Tokyo Stock Market Rocked by Madoff-Style Fraud and Chinese Backdoor Listing

Two scandals exposed over the last week have been damaging to Japan's stock market which, up to this point, has been doing well this year. News came in that AIJ Investment Advisors was being shut down due to the company's inability to account for 90% of the JPY 200 billion of corporate pensions assets under its management.

Stephen Harner
2/27/2012 @ 1:09PM
Forbes

Just when things have begun to look up in the Japanese stock market, two scandals exposed during the past week are roiling financial institutions and investor sentiment.

Japanese stocks have rebounded, buoyed by yen weakening to 80.55 and QE from the BOJ. The Nikkei average closed at 9,634 yen on February 27, up some 10 percent in one month, regaining a level last reached in August 2011. Long suffering Japanese stock investors, like the early blooming plum trees, have been showing signs of new life, with Nikkei volume averaging around JPY 1.5 trillion over the past week, up 20-30 percent from earlier weeks.

So much less welcome, then, were the headlines in the Nihon Keizai Shimbun beginning February 24 announcing that a Tokyo pension fund investment advisory company, AIJ Investment Advisors, was being closed down by the Financial Services Agency (FSA) because AIJ could not account for some 90 percent of the JPY 200 billion (USD 2.5 billion) of corporate pension assets under its management.

We do not expect innovation from Japan’s financial market, and in AIJ we do not get any. The fraud is of a type with Madoff, Sanford and so many others: a “black box” formula–in this case using Cayman-registered private placement trusts–producing amazingly consistent and stable high returns even when the overall market, and industry, is making losses. The biggest disparity and boost to AIJ’s market reputation came post-”Lehman shock” in 2008 when Japan’s broad market TOPIX index dropped some 35 percent and the company reported earning a 7.45 percent return. AIJ boasted that its premier product, AIM Millennium Fund, never had a down year from its establishment in June 2002 until November 2011, and totally appreciated 245 percent over the period.

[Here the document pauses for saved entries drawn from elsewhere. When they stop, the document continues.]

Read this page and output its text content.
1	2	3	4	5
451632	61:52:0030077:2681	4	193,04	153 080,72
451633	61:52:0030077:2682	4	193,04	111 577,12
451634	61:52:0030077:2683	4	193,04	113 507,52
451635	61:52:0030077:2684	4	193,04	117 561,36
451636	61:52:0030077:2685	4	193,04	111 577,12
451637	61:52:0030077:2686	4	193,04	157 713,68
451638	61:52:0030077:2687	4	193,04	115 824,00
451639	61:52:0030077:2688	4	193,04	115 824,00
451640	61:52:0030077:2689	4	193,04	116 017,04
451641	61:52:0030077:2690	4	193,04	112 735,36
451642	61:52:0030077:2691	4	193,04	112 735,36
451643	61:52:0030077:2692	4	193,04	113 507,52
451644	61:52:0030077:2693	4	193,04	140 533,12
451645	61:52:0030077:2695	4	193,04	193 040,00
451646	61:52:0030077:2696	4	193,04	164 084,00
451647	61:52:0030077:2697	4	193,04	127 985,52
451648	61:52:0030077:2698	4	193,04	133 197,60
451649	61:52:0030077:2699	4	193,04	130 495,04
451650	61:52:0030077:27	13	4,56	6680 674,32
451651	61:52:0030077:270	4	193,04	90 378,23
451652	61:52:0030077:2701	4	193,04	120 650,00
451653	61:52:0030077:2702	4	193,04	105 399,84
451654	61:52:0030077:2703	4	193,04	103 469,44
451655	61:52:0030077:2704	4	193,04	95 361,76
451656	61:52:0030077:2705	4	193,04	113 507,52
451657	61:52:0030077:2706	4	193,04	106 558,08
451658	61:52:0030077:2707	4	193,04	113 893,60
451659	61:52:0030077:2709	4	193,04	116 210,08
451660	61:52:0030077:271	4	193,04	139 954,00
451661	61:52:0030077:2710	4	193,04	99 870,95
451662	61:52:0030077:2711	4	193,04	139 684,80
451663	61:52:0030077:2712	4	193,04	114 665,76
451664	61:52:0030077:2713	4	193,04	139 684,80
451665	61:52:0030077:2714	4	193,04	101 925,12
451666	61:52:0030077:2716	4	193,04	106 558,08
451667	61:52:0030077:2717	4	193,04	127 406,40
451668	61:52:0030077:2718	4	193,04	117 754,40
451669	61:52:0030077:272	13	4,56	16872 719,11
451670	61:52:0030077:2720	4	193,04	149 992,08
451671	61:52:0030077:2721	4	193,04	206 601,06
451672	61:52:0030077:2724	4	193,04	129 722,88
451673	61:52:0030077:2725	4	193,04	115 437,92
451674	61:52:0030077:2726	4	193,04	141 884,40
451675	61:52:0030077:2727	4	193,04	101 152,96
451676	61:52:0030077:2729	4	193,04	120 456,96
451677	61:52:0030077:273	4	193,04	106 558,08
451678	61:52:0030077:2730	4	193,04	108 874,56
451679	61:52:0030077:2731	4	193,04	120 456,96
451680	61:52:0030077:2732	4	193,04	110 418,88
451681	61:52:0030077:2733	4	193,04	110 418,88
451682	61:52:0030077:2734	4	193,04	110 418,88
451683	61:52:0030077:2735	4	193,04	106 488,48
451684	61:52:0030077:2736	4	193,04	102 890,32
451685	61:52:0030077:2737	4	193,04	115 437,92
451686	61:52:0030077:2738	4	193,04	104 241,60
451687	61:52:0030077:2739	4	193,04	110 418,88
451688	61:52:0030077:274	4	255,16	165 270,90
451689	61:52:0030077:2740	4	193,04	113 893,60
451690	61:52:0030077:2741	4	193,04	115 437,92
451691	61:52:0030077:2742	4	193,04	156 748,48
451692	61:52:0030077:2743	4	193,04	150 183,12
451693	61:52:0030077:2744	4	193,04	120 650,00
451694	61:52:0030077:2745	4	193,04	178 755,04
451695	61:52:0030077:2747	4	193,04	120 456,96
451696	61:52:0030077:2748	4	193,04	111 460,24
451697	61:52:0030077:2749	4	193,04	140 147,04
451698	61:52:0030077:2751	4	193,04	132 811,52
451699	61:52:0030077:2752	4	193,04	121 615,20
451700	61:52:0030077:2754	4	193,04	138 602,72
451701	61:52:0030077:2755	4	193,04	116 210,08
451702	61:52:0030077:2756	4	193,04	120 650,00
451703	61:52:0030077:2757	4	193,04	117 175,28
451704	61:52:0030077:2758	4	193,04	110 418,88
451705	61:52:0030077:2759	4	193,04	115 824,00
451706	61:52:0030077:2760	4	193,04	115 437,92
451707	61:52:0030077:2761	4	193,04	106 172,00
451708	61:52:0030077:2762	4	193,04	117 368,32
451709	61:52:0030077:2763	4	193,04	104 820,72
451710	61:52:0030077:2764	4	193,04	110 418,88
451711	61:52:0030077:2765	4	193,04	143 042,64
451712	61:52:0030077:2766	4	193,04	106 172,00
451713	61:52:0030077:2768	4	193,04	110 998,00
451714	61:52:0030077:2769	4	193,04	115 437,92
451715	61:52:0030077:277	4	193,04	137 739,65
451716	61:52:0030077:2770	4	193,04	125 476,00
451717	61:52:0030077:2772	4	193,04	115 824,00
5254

The truth seems very different. The typically cautious and more than usually chagrinned FSA has still not revealed, if indeed it has found out, what happened to the money. Most speculation is that AIJ and its management vehicle, ITM Securities, gambled and lost big in derivatives and unlisted foreign stocks. FSA is clearly terrified that AIJ’s bad practice might have been copied by the 262 other licensed investment advisors in the Japan market, and has launch an emergency audit of all of them. Because success–even fraudulent success–invites imitation, the FSA’s fear is justified.

Finally, the man now being called to account is the AIJ president, Asakawa Kazuhiko, a former Nomura Securities regional sales office manager. Other officers are also from Nomura. All Asakawa is saying, we are told, is that he cannot explain what happened. The truth will come out soon, of course. What we already know is that Nomura’s culture over the years has incubated many scandals. This, sadly, seems another.

To me, news an even more interesting securities scandal was broken by, of all places, NHK on February 26. It is that a JASDAQ listed software company, Celartem (JASDAQ: 4330), which 3 years ago announced it was buying a Beijing-based Chinese company, is being investigated for securities fraud.

The 2009 cross-border acquisition announcement propelled Celartem stock to a 10 fold price rise, as Japanese investors saw rapid growth in China’s booming market, in contrast to theretofore stagnation in Japan.

The deal was announced as follows: Celartem issued new shares to and in exchange received JPY 1.5 billion (USD18.8 million) in funds from a Chinese investment fund. The funds were used to acquire an environmental technology firm in Beijing.

Turns out that no money was raised. Rather, Celartem simply handed over about half of its entire shares to the Beijing company in what became a reverse takeover by the Chinese side. Subsequently, the Beijing company dispatched officers to Celartem, effectively bringing the Japanese company under Beijing’s control.

In short, this transaction looks like a “back door listing” by a Chinese company on the Japanese market, similar to what has been seen in the U.S. markets. The gambit enables Chinese firms to avoid approvals and red tape from Chinese authorities–the biggest hurdle, particularly when, as is often the case, black money is involved–but can also illegally circumvent rules listing and disclosure requirements in the listing market.

Japan’s SEC is investigating Celartem for stock price manipulation and false reporting. It has requested the cooperation of the Chinese securities regulator. We’ll keep watching how this plays out.

Readers know my belief that Japan is increasingly integrating with China. Celartem is an interesting vignette within the broad moving picture of intertwining relationships, financial, economic, social, and even political. As with the AIJ scandal, it is likely not an isolated case, nor one of which we will not see more in the future.